Daily Archives: August 4, 2019

3.5 Memories – The Dragon Girlfriend

Time to time I’ll talk about things in Dungeons and Dragons 3.5 about the fairness or brokenness of various things like I’m some kind of specialist scientist with a really niche interest and people around me are reasonably familiar with what I’m talking about but don’t actually understand the magnitude of what I’m talking about. It is, I imagine, the kind of blank look that civic engineers get when they start describing ‘tolerances’ to city planners, or a nuclear physicist trying to explain control rods to a Wendy’s drive-through, just with stakes that are infinitely lower.

Here’s a thing, then, that’s just there, in the rules, and it’s really powerful and it’s silly and it’s invisible. It’s invisible because it relies on a dice roll and the game rules work at it, and the rules as written just seem to stop, like someone didn’t consider that anyone might actually use this ability.

Clerics could get domains. These were things that’d make your character feel more different, more distinct from anyone else. Hypothetically, this meant that a cleric of Time and Elf would look different to a cleric of Fire and Law, except what usually that meant is you got a lot of clerics of Luck and Time and Elf and Glory, and if the player was just a well-meaning scrub attracted to some good looking keywords, maybe even Strength.

Anyway, mixed in amongst this there were the innocuous-seeming Fire, Water, Earth and Air domaints, which gave you the ability to, as in th example of the Water Domain: Turn or destroy fire creatures as a good cleric turns undead. Rebuke, command, or bolster water creatures as an evil cleric rebukes undead. And that sentence sat in the player’s handbook like a god damn rat trap.

Because what does that mean? What does a ‘water’ creature mean. Well, a water creature is any creature with the water subtype. Which obviously means things like a water elemental, and that’s not such a big deal, right? Those creatures tended to be kinda basic; single special ability, a bunch of immunities that won’t protect them from much, but they would come along and maybe a cleric could have a fun time with their new pet. No problem, right?

Here’s the thing: The rules don’t put a duration on controlling undead. Controlled undead, in all the situations you see them, operate at the order of their controller, but act on their own initiatives. And that’s something you have to dig for: A player character with controlled undead will generally be allowed to boss them around freely because 3.5 was not a place that had a good handle on what we call ‘an action economy.’ Okay, so a Commanded elemental creature is great because it’s free actions, right? That’s a problem right there.
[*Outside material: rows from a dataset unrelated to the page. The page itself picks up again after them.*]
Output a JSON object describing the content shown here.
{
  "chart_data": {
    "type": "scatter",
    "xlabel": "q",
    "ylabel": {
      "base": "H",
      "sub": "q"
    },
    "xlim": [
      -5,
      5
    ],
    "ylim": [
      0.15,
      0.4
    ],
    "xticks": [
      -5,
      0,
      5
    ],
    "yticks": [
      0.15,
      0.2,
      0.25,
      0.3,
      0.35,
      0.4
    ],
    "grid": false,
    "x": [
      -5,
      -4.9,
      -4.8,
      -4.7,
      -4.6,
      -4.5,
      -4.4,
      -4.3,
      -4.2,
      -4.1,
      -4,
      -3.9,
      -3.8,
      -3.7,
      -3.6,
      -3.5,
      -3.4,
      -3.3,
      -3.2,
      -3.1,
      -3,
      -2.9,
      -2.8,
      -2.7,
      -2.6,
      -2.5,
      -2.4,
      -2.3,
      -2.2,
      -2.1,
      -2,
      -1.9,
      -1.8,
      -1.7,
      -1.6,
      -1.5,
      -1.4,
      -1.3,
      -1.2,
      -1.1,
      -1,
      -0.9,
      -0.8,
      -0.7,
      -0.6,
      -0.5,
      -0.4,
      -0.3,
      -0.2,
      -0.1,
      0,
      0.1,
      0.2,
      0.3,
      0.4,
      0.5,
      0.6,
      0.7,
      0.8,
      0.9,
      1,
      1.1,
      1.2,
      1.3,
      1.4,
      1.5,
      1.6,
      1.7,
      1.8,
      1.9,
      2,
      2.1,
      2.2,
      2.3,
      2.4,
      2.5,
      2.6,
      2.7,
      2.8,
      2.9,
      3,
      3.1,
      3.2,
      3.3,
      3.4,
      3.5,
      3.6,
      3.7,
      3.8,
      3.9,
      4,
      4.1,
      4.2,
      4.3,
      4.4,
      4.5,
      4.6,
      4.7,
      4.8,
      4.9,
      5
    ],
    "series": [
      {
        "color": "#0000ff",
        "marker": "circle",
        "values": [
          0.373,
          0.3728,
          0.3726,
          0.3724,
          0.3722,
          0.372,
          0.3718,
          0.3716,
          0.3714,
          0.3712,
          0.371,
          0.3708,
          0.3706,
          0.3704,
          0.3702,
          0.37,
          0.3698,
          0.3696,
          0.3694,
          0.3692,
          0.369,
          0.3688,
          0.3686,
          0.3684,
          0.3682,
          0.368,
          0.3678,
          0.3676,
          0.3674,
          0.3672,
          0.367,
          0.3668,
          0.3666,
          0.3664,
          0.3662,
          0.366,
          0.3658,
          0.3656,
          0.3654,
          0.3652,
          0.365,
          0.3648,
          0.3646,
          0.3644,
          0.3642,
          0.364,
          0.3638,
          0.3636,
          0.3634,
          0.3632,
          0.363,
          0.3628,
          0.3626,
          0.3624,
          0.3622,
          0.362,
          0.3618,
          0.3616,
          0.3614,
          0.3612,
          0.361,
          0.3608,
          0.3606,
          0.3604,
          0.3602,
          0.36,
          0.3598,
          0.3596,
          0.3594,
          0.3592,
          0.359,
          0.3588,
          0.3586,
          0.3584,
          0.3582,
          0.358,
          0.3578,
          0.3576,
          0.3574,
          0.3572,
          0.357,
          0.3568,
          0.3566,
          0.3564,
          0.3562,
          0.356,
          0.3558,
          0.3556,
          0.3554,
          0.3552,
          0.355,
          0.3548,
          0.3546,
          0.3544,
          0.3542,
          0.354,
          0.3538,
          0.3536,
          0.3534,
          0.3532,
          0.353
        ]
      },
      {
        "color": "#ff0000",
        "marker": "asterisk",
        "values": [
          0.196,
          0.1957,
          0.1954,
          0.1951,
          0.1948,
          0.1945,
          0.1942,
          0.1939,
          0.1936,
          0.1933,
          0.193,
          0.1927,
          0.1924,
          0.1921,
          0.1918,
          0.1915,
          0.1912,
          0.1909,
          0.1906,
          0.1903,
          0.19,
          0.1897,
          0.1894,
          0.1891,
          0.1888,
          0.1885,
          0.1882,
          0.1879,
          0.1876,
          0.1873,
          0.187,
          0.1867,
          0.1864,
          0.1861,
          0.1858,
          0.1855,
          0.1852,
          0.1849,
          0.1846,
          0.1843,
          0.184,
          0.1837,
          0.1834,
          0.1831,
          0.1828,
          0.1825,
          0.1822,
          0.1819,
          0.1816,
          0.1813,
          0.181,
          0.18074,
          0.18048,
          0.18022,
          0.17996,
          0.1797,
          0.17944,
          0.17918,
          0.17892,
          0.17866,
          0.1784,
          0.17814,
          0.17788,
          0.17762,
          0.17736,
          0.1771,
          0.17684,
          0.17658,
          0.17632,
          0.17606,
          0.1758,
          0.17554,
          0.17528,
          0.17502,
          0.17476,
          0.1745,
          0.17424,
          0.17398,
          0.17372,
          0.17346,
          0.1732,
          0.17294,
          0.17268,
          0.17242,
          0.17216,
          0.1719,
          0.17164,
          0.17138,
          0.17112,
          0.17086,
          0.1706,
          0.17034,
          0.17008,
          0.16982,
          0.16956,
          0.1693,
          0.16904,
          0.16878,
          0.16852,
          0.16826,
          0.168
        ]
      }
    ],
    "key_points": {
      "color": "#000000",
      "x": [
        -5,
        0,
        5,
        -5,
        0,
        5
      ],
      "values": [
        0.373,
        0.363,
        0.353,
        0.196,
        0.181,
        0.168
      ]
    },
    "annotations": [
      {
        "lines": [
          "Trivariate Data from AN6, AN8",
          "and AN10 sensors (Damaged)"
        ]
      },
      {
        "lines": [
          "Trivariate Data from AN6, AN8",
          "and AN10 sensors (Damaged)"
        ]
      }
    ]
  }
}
The other thing is, though, ‘water’ type creatures aren’t just ‘things made of water.’ It’s a whole galaxy of critters that have the Water subtype. And that means that suddenly the entire Monster manual opens up, and it doesn’t specify nonintelligent water creatures and that takes, if you start from the top down, into the home of the dragons.

Yes.

Two dragons – Black and Bronze – are ‘water’ creatures.

You get a lot of bang for your buck out of a dragon. A level 5 cleric can command, with a reasonably good roll, 9 hit dice of Dragon, or a Medium Bronze dragon, which has six attacks at +11, an AC of 18, 76 hit points and a breath weapon. A level 8 cleric with a pair of baby bronze dragons flapping around them would be a cute thing to see, and in terms of sheer bulk you can put on the battlefield, it’s pretty stunning – a level 8 cleric is looking at having something like 45 HP, and those dragons would have the same, so this one class feature with a good roll can triple the amount of meat you put on the table.

What’s more, this is without any weird stuff. This isn’t pushing the limits on what your domain can do. This isn’t using magical items to improve your turning (and you absolutely can) or feats to improve your turning (and you absolutely can) and this is without involving the other types of elemental domain (and red dragons have the fire subtype), or even taking both and getting to command your hit dice + 4 of water creatures and your hit dice +4 of fire creatures!

Did I ever see anyone do this? No.

Nobody bothered. I mean, clerics were broken enough without it.

You could ignore a class feature that let you control dragons because… eh.

You had better stuff to do with your time.

I always wanted to give it a shot, and make a character who used it to have a water dragon girlfriend that followed them around? But any DM would look at it, despite the way the rules said it worked, assume it didn’t really do that, and then the whole idea got vetoed. Which really, it should.

And this is just one feature of one domain from one class that’s so broken it can ignore this.